Darmstadt setzt sich in Zweiter Bundesliga Süd durch
10.06.2013 – Oliver Kubanek
Mit einem Sieg der zweiten Mannschaft des Software AG Team DSW Darmstadt endete am Sonntag der zweite Wettkampf der zweite Triathlon-Bundesliga Süd. Für den vollständigen Triumph der Darmstädter sorgte zudem Cameron Goldsmid, der auch die Einzelwertung gewann. Über die Sprintdistanz (750 Meter Schwimmen / 20 km Radfahren / 5km Laufen) entschied der Neuseeländer das Rennen in der Wechselzone.Hier nahm er seinen Kontrahenten die entscheidenden Sekunden ab und siegte letztlich in 56:16:56 Minuten.
In 15:40:72 Minuten erzielte er auch die beste Laufzeit.
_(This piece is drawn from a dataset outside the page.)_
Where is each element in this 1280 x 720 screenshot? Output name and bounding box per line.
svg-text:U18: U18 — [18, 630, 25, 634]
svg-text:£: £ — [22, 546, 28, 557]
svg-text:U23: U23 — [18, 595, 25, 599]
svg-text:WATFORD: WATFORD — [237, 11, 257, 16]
Der Luxemburger Yannick Lieners vom Team RSG Montabaur überquerte als Zweiter nach 56:27:86 Minuten die Ziellinie, gefolgt vom Max Fetzer (Schunk Team TV Mengen), der nach 56:35:12 Minuten in Ziel kam. Die ersten zehn Herren beendeten innerhalb einer Minute den Wettkampf.
Angeführt vom Tagessieger Cameron Goldsmid, stand der Erfolg der Hausherren früh fest. Mit Luca Füssler (5.; 56:45:91 Minuten), Oliver Huß (9.; 57:05:43 Minuten) und Bastian Gerstner (14.; 57:26:11 Minuten) erzielten auch die übrigen Darmstädter Top-Resultate. Mit Platzziffer 29 siegten die Darmstädter ungefährdet.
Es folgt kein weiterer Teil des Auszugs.